His Holiness has said he wants to bring a newera of openness and light to the Roman Catholic Church.
Good for him.
He can start by at last throwing open the Vatican’s secret records about its shady dealings with Hitler, Mussolini and their allies before, during and after World War II.
(Market Watch) – What did the Vatican know about the Holocaust and other atrocities taking place? How much did it cover up? And, most of all, how much did it profit from them?
Those issues have been given new life by the publication of Gerald Posner’s new book, “God’s Bankers: A History of Money and Power at the Vatican,” which details for the first time all that we do know about the financial shenanigans in the Holy See from that time. But it is tantalizing how much remains buried in the Vatican’s so-called “Secret Archive,” hidden from prying eyes.
These are not private or confidential Roman Catholic Church matters that have no business being aired in public. These relate directly to the church’s conduct during and after the war — as a moral authority in the world, a sovereign state, an investor and as an offshore bank.
Here are the questions that Posner’s book raises and which the pope should answer if he seriously wants to be considered “the People’s Pope.”
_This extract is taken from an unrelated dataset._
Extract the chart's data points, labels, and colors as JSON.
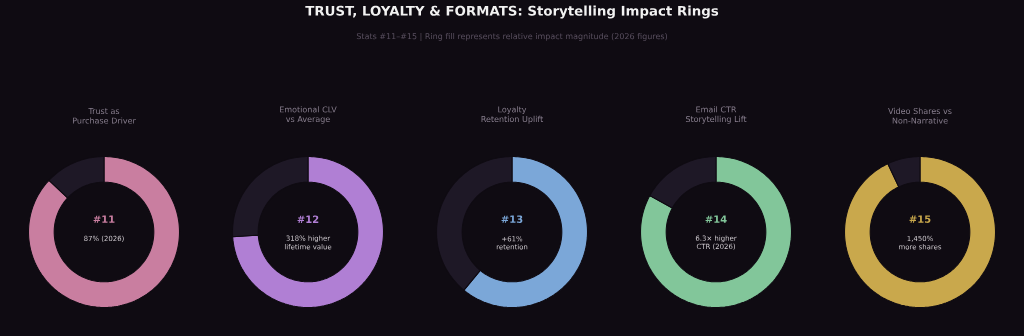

The scale of the Vatican’s financial entanglements raises too many questions for us to ignore.
How much money did the Vatican receive each year from Hitler in the guise of the so-called “Kirchensteuer,” or church tax, which he levied on its behalf in the Reich? (Posner finds that this tax came to $1.7 billion — in today’s money — in 1943 alone.) How far did that influence Pope Pius XII’sinfamous policy of silence about the rising atrocities against Jews and others throughout occupied Europe — atrocities that the Vatican received the first direct, eyewitness evidence as early as 1941?
How much money did the Vatican make by investing in Italian munitions manufacturers in the 1930s at the start of Mussolini’s wars of conquest and slaughter, wars that the church (initially) blessed?
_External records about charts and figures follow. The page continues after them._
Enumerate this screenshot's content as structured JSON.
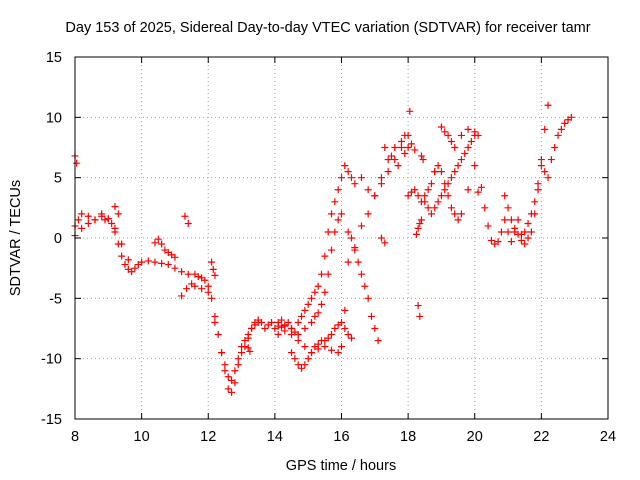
{
  "chart_data": {
    "type": "scatter",
    "title": "Day 153 of 2025, Sidereal Day-to-day VTEC variation (SDTVAR) for receiver tamr",
    "xlabel": "GPS time / hours",
    "ylabel": "SDTVAR / TECUs",
    "xlim": [
      8,
      24
    ],
    "ylim": [
      -15,
      15
    ],
    "xticks": [
      8,
      10,
      12,
      14,
      16,
      18,
      20,
      22,
      24
    ],
    "yticks": [
      -15,
      -10,
      -5,
      0,
      5,
      10,
      15
    ],
    "xtick_labels": [
      "8",
      "10",
      "12",
      "14",
      "16",
      "18",
      "20",
      "22",
      "24"
    ],
    "ytick_labels": [
      "-15",
      "-10",
      "-5",
      "0",
      "5",
      "10",
      "15"
    ],
    "grid": true,
    "marker": "+",
    "color": "#ff0000",
    "series": [
      {
        "x": [
          8.0,
          8.1,
          8.2,
          8.4,
          8.6,
          8.8,
          8.9,
          9.0,
          9.1,
          9.2,
          9.3,
          9.4,
          9.5,
          9.6,
          9.7,
          9.8,
          9.9,
          10.0,
          10.2,
          10.4,
          10.6,
          10.8,
          11.0,
          11.2,
          11.4,
          11.6,
          11.7,
          11.8,
          11.9,
          12.0,
          12.1,
          12.2,
          12.3,
          12.4,
          12.5,
          12.6,
          12.7,
          12.8,
          12.9,
          13.0,
          13.1,
          13.2,
          13.3,
          13.4,
          13.5
        ],
        "y": [
          1.0,
          1.5,
          2.0,
          1.8,
          1.5,
          2.0,
          1.5,
          1.6,
          1.2,
          0.5,
          -0.5,
          -1.5,
          -2.2,
          -2.6,
          -2.8,
          -2.5,
          -2.2,
          -2.0,
          -1.9,
          -2.0,
          -2.1,
          -2.2,
          -2.5,
          -2.8,
          -3.0,
          -3.0,
          -3.2,
          -3.3,
          -3.5,
          -4.0,
          -5.0,
          -6.5,
          -8.0,
          -9.5,
          -11.0,
          -12.5,
          -12.8,
          -12.0,
          -10.5,
          -9.5,
          -9.0,
          -8.3,
          -7.5,
          -7.0,
          -6.8
        ]
      },
      {
        "x": [
          8.0,
          8.2,
          8.4,
          8.6,
          8.8,
          9.0,
          9.2,
          9.4,
          9.6
        ],
        "y": [
          0.2,
          0.8,
          1.2,
          1.5,
          1.8,
          1.6,
          0.8,
          -0.5,
          -1.8
        ]
      },
      {
        "x": [
          11.2,
          11.35,
          11.5,
          11.6,
          11.8,
          12.0,
          12.2,
          12.4,
          12.5,
          12.6,
          12.7,
          12.8,
          12.9,
          13.0,
          13.1,
          13.2,
          13.3,
          13.4,
          13.5
        ],
        "y": [
          -4.8,
          -4.2,
          -3.8,
          -4.0,
          -4.2,
          -4.5,
          -7.0,
          -9.5,
          -10.5,
          -11.5,
          -11.8,
          -11.0,
          -10.0,
          -9.0,
          -8.5,
          -8.0,
          -7.5,
          -7.2,
          -7.0
        ]
      },
      {
        "x": [
          10.4,
          10.5,
          10.6,
          10.7,
          10.8,
          10.9,
          11.0
        ],
        "y": [
          -0.4,
          -0.1,
          -0.5,
          -1.0,
          -1.2,
          -1.4,
          -1.6
        ]
      },
      {
        "x": [
          11.3,
          11.4
        ],
        "y": [
          1.8,
          1.2
        ]
      },
      {
        "x": [
          8.0,
          8.05
        ],
        "y": [
          6.8,
          6.2
        ]
      },
      {
        "x": [
          9.2,
          9.3
        ],
        "y": [
          2.6,
          2.0
        ]
      },
      {
        "x": [
          12.1,
          12.15,
          12.2
        ],
        "y": [
          -2.0,
          -2.6,
          -3.1
        ]
      },
      {
        "x": [
          13.2,
          13.25
        ],
        "y": [
          -9.1,
          -9.4
        ]
      },
      {
        "x": [
          13.6,
          13.7,
          13.8,
          13.9,
          14.0,
          14.1,
          14.2,
          14.3,
          14.4,
          14.5,
          14.6,
          14.7,
          14.8,
          14.9,
          15.0,
          15.1,
          15.2,
          15.3,
          15.4,
          15.5,
          15.6,
          15.7,
          15.8,
          15.9,
          16.0,
          16.1,
          16.2,
          16.3,
          16.4,
          16.6,
          16.8,
          17.0,
          17.2,
          17.4,
          17.6,
          17.8,
          18.0,
          18.05
        ],
        "y": [
          -7.0,
          -7.5,
          -7.2,
          -7.0,
          -7.5,
          -7.0,
          -6.8,
          -7.2,
          -7.0,
          -7.5,
          -7.8,
          -7.0,
          -6.5,
          -6.0,
          -5.5,
          -5.0,
          -4.5,
          -4.0,
          -3.0,
          -1.5,
          0.5,
          2.0,
          3.0,
          4.0,
          5.0,
          6.0,
          5.5,
          5.0,
          4.5,
          5.0,
          4.0,
          3.5,
          4.5,
          5.5,
          6.5,
          7.5,
          8.5,
          10.5
        ]
      },
      {
        "x": [
          14.5,
          14.6,
          14.7,
          14.8,
          14.9,
          15.0,
          15.1,
          15.2,
          15.3,
          15.4,
          15.5,
          15.6,
          15.7,
          15.8,
          15.9,
          16.0,
          16.1,
          16.2,
          16.3
        ],
        "y": [
          -9.5,
          -10.0,
          -10.5,
          -10.8,
          -10.5,
          -10.0,
          -9.5,
          -9.0,
          -8.8,
          -8.5,
          -8.5,
          -8.3,
          -8.0,
          -7.5,
          -7.2,
          -7.0,
          -7.5,
          -8.0,
          -8.3
        ]
      },
      {
        "x": [
          14.1,
          14.3,
          14.5,
          14.7,
          14.9,
          15.1,
          15.3,
          15.5,
          15.7,
          15.9,
          16.0,
          16.1,
          16.2,
          16.3,
          16.4,
          16.5,
          16.6,
          16.7,
          16.8,
          16.9,
          17.0,
          17.1
        ],
        "y": [
          -8.0,
          -7.7,
          -7.5,
          -8.0,
          -9.0,
          -9.5,
          -9.2,
          -9.0,
          -9.3,
          -9.5,
          -9.0,
          -6.0,
          -2.0,
          0.0,
          -1.0,
          -2.0,
          -3.0,
          -4.0,
          -5.0,
          -6.5,
          -7.5,
          -8.5
        ]
      },
      {
        "x": [
          14.1,
          14.2,
          14.3,
          14.5,
          14.7,
          14.9,
          15.1,
          15.2,
          15.3,
          15.4,
          15.5,
          15.6,
          15.7,
          15.8,
          15.9,
          16.0,
          16.2,
          16.4,
          16.6,
          16.8,
          17.0,
          17.2,
          17.4,
          17.6,
          17.8,
          17.9
        ],
        "y": [
          -7.3,
          -7.4,
          -7.3,
          -8.0,
          -8.5,
          -7.5,
          -7.0,
          -6.5,
          -6.2,
          -5.5,
          -4.5,
          -3.0,
          -1.0,
          0.5,
          1.5,
          2.0,
          0.5,
          -0.8,
          1.0,
          2.0,
          3.5,
          5.0,
          6.5,
          7.5,
          8.0,
          8.5
        ]
      },
      {
        "x": [
          17.3,
          17.5,
          17.7,
          17.9,
          18.0,
          18.1,
          18.2
        ],
        "y": [
          7.5,
          6.8,
          6.0,
          7.0,
          7.5,
          7.8,
          7.3
        ]
      },
      {
        "x": [
          17.2,
          17.3
        ],
        "y": [
          0.0,
          -0.4
        ]
      },
      {
        "x": [
          18.0,
          18.1,
          18.2,
          18.3,
          18.4,
          18.5,
          18.6,
          18.7,
          18.8
        ],
        "y": [
          3.5,
          3.8,
          4.0,
          3.5,
          3.0,
          3.5,
          4.0,
          4.5,
          5.5
        ]
      },
      {
        "x": [
          18.25,
          18.3,
          18.35,
          18.4
        ],
        "y": [
          0.3,
          0.8,
          1.2,
          1.5
        ]
      },
      {
        "x": [
          18.3,
          18.35
        ],
        "y": [
          -5.6,
          -6.5
        ]
      },
      {
        "x": [
          18.4,
          18.45
        ],
        "y": [
          6.8,
          6.5
        ]
      },
      {
        "x": [
          18.5,
          18.6,
          18.7,
          18.8,
          18.9,
          19.0,
          19.1,
          19.2,
          19.3,
          19.4,
          19.5,
          19.6,
          19.7,
          19.8,
          19.9,
          20.0
        ],
        "y": [
          3.0,
          2.5,
          2.0,
          2.5,
          3.0,
          3.5,
          4.0,
          4.5,
          5.0,
          5.5,
          6.0,
          6.5,
          7.0,
          7.5,
          8.0,
          8.5
        ]
      },
      {
        "x": [
          18.8,
          18.9,
          19.0,
          19.1,
          19.2,
          19.3,
          19.4,
          19.5,
          19.6,
          19.8,
          20.0
        ],
        "y": [
          5.5,
          6.0,
          5.5,
          4.5,
          3.5,
          2.5,
          2.0,
          1.5,
          2.0,
          4.0,
          6.0
        ]
      },
      {
        "x": [
          19.0,
          19.1,
          19.2,
          19.3,
          19.4,
          19.6,
          19.8,
          20.0,
          20.1
        ],
        "y": [
          9.2,
          8.8,
          8.5,
          8.0,
          7.5,
          8.5,
          9.0,
          8.8,
          8.5
        ]
      },
      {
        "x": [
          20.1,
          20.2,
          20.3,
          20.4,
          20.5,
          20.6,
          20.7,
          20.8,
          20.9,
          21.0,
          21.1,
          21.2,
          21.3,
          21.4,
          21.5,
          21.6,
          21.7,
          21.8,
          21.9,
          22.0,
          22.1,
          22.2
        ],
        "y": [
          3.8,
          4.2,
          2.5,
          1.0,
          -0.2,
          -0.5,
          -0.3,
          0.5,
          1.5,
          0.5,
          -0.3,
          0.5,
          1.5,
          0.3,
          -0.5,
          0.0,
          0.5,
          2.0,
          4.0,
          6.5,
          9.0,
          11.0
        ]
      },
      {
        "x": [
          20.9,
          21.0,
          21.1,
          21.2,
          21.3,
          21.4,
          21.5,
          21.6,
          21.7,
          21.8,
          21.9,
          22.0,
          22.1,
          22.2,
          22.3,
          22.4,
          22.5,
          22.6,
          22.7,
          22.8,
          22.9
        ],
        "y": [
          3.5,
          2.5,
          1.5,
          0.8,
          0.3,
          -0.2,
          0.5,
          1.2,
          2.0,
          3.0,
          4.5,
          6.0,
          5.5,
          5.0,
          6.5,
          7.5,
          8.5,
          9.0,
          9.5,
          9.8,
          10.0
        ]
      }
    ]
  }
}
Why did the Vatican choose to invest in big Italian insurance companies after Mussolini purged them of Jewish owners and board members (but not Jewish customers)? And how much did senior figures at the church know about those companies’ policy of denying life-insurance claims for Holocaust victims during the 1940s on the grounds that the families couldn’t produce a body?
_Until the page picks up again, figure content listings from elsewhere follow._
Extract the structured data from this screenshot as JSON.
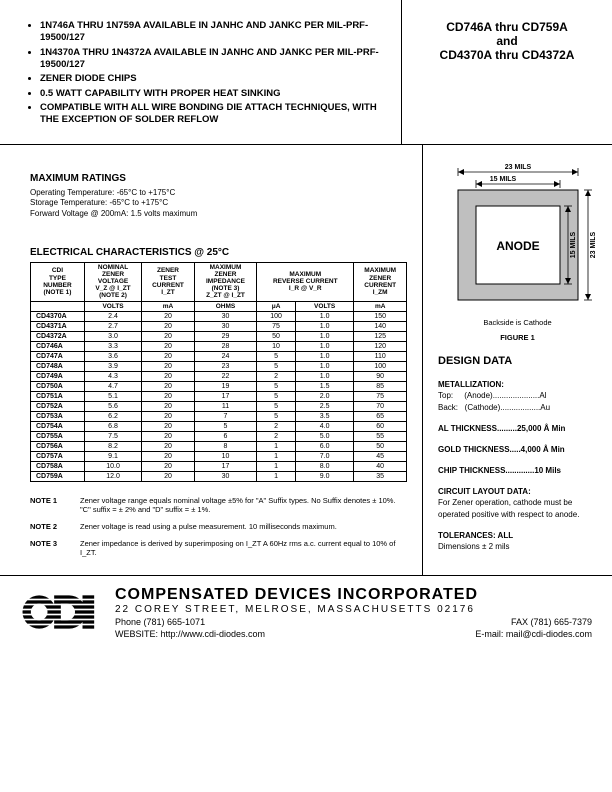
{
  "title": {
    "line1": "CD746A thru CD759A",
    "line2": "and",
    "line3": "CD4370A thru CD4372A"
  },
  "features": [
    "1N746A THRU 1N759A AVAILABLE IN JANHC AND JANKC PER MIL-PRF-19500/127",
    "1N4370A THRU 1N4372A AVAILABLE IN JANHC AND JANKC PER MIL-PRF-19500/127",
    "ZENER DIODE CHIPS",
    "0.5 WATT CAPABILITY WITH PROPER HEAT SINKING",
    "COMPATIBLE WITH ALL WIRE BONDING DIE ATTACH TECHNIQUES, WITH THE EXCEPTION OF SOLDER REFLOW"
  ],
  "max_ratings": {
    "header": "MAXIMUM RATINGS",
    "lines": [
      "Operating Temperature:  -65°C to +175°C",
      "Storage Temperature:  -65°C to +175°C",
      "Forward Voltage @ 200mA: 1.5 volts maximum"
    ]
  },
  "elec_header": "ELECTRICAL CHARACTERISTICS @ 25°C",
  "elec_columns": {
    "c1": [
      "CDI",
      "TYPE",
      "NUMBER",
      "",
      "(NOTE 1)"
    ],
    "c2": [
      "NOMINAL",
      "ZENER",
      "VOLTAGE",
      "V_Z @ I_ZT",
      "(NOTE 2)"
    ],
    "c3": [
      "ZENER",
      "TEST",
      "CURRENT",
      "I_ZT",
      ""
    ],
    "c4": [
      "MAXIMUM",
      "ZENER",
      "IMPEDANCE",
      "(NOTE 3)",
      "Z_ZT @ I_ZT"
    ],
    "c5a": [
      "MAXIMUM",
      "REVERSE CURRENT",
      "I_R @ V_R"
    ],
    "c6": [
      "MAXIMUM",
      "ZENER",
      "CURRENT",
      "",
      "I_ZM"
    ]
  },
  "unit_row": [
    "",
    "VOLTS",
    "mA",
    "OHMS",
    "μA",
    "VOLTS",
    "mA"
  ],
  "rows": [
    [
      "CD4370A",
      "2.4",
      "20",
      "30",
      "100",
      "1.0",
      "150"
    ],
    [
      "CD4371A",
      "2.7",
      "20",
      "30",
      "75",
      "1.0",
      "140"
    ],
    [
      "CD4372A",
      "3.0",
      "20",
      "29",
      "50",
      "1.0",
      "125"
    ],
    [
      "CD746A",
      "3.3",
      "20",
      "28",
      "10",
      "1.0",
      "120"
    ],
    [
      "CD747A",
      "3.6",
      "20",
      "24",
      "5",
      "1.0",
      "110"
    ],
    [
      "CD748A",
      "3.9",
      "20",
      "23",
      "5",
      "1.0",
      "100"
    ],
    [
      "CD749A",
      "4.3",
      "20",
      "22",
      "2",
      "1.0",
      "90"
    ],
    [
      "CD750A",
      "4.7",
      "20",
      "19",
      "5",
      "1.5",
      "85"
    ],
    [
      "CD751A",
      "5.1",
      "20",
      "17",
      "5",
      "2.0",
      "75"
    ],
    [
      "CD752A",
      "5.6",
      "20",
      "11",
      "5",
      "2.5",
      "70"
    ],
    [
      "CD753A",
      "6.2",
      "20",
      "7",
      "5",
      "3.5",
      "65"
    ],
    [
      "CD754A",
      "6.8",
      "20",
      "5",
      "2",
      "4.0",
      "60"
    ],
    [
      "CD755A",
      "7.5",
      "20",
      "6",
      "2",
      "5.0",
      "55"
    ],
    [
      "CD756A",
      "8.2",
      "20",
      "8",
      "1",
      "6.0",
      "50"
    ],
    [
      "CD757A",
      "9.1",
      "20",
      "10",
      "1",
      "7.0",
      "45"
    ],
    [
      "CD758A",
      "10.0",
      "20",
      "17",
      "1",
      "8.0",
      "40"
    ],
    [
      "CD759A",
      "12.0",
      "20",
      "30",
      "1",
      "9.0",
      "35"
    ]
  ],
  "group_breaks": [
    3,
    6,
    9,
    12,
    15
  ],
  "notes": [
    {
      "label": "NOTE 1",
      "text": "Zener voltage range equals nominal voltage ±5% for \"A\" Suffix types. No Suffix denotes ± 10%. \"C\" suffix = ± 2% and \"D\" suffix = ± 1%."
    },
    {
      "label": "NOTE 2",
      "text": "Zener voltage is read using a pulse measurement. 10 milliseconds maximum."
    },
    {
      "label": "NOTE 3",
      "text": "Zener impedance is derived by superimposing on I_ZT A 60Hz rms a.c. current equal to 10% of I_ZT."
    }
  ],
  "figure": {
    "dim_outer": "23 MILS",
    "dim_inner": "15 MILS",
    "anode": "ANODE",
    "backside": "Backside is Cathode",
    "caption": "FIGURE 1"
  },
  "design_data": {
    "header": "DESIGN DATA",
    "metallization_hdr": "METALLIZATION:",
    "met_top": "Top:     (Anode).....................Al",
    "met_back": "Back:   (Cathode)..................Au",
    "al_thick": "AL  THICKNESS.........25,000 Å Min",
    "gold_thick": "GOLD  THICKNESS.....4,000 Å Min",
    "chip_thick": "CHIP  THICKNESS.............10 Mils",
    "circuit_hdr": "CIRCUIT LAYOUT DATA:",
    "circuit_txt": "For Zener operation, cathode must be operated positive with respect to anode.",
    "tol_hdr": "TOLERANCES: ALL",
    "tol_txt": "Dimensions ±  2 mils"
  },
  "footer": {
    "company": "COMPENSATED DEVICES INCORPORATED",
    "address": "22 COREY STREET, MELROSE, MASSACHUSETTS 02176",
    "phone": "Phone (781) 665-1071",
    "fax": "FAX (781) 665-7379",
    "website": "WEBSITE:  http://www.cdi-diodes.com",
    "email": "E-mail: mail@cdi-diodes.com"
  }
}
How much gold looted by Nazis and fascists from occupied Europe made its way into the vaults of the Vatican Bank at the end of the war? What happened to that gold afterward? Did any of it go to South America to support the lifestyles of death-camp commanders and gas-chamber operators who had been helped to escape by the so-called “ratline” run by sympathetic priests? Were U.S. intelligence reports, which described a convoy of trucks loaded with gold arriving in St. Peter’s Square, accurate or not?
And why did the Vatican refuse to join with the Swiss banks and others in making settlements with survivors’ groups and heirs in the 1990s?
Maybe there are innocent explanations for many of these questions. But they can’t be dismissed with a wave of the hand.
The scale of the Vatican’s financial entanglements raises too many questions for us to ignore. And these involve moral imperatives. As early as March 1942, a guilt-ridden SS officer went to the Catholic bishop of Berlin and gave him the first, detailed account of systematic, industrialized death-camp operations, at Belzec. The shocked and horrified bishop sent the information to the Vatican both by diplomatic pouch and by encoded telegram. Yet the information apparently wasn’t broadcast, or shared with other countries. If not, why not?
The Vatican had a gigantic network of priests in every town across Poland, ground zero for the death squads and the Holocaust. How much was reported back and when?
The Vatican has steadfastly refused to answer those questions. I tried again last week, with both the office of the Nuncio in Washington and the media-relations department in Rome, but received no response. (If that changes, I will update this article.)
Pope Francis will be visiting America in September. The president, the media and other public figures ought to stand shoulder to shoulder with Jewish groups and insist that if he wants to be hailed for his openness and candor, he has to be open and candid first.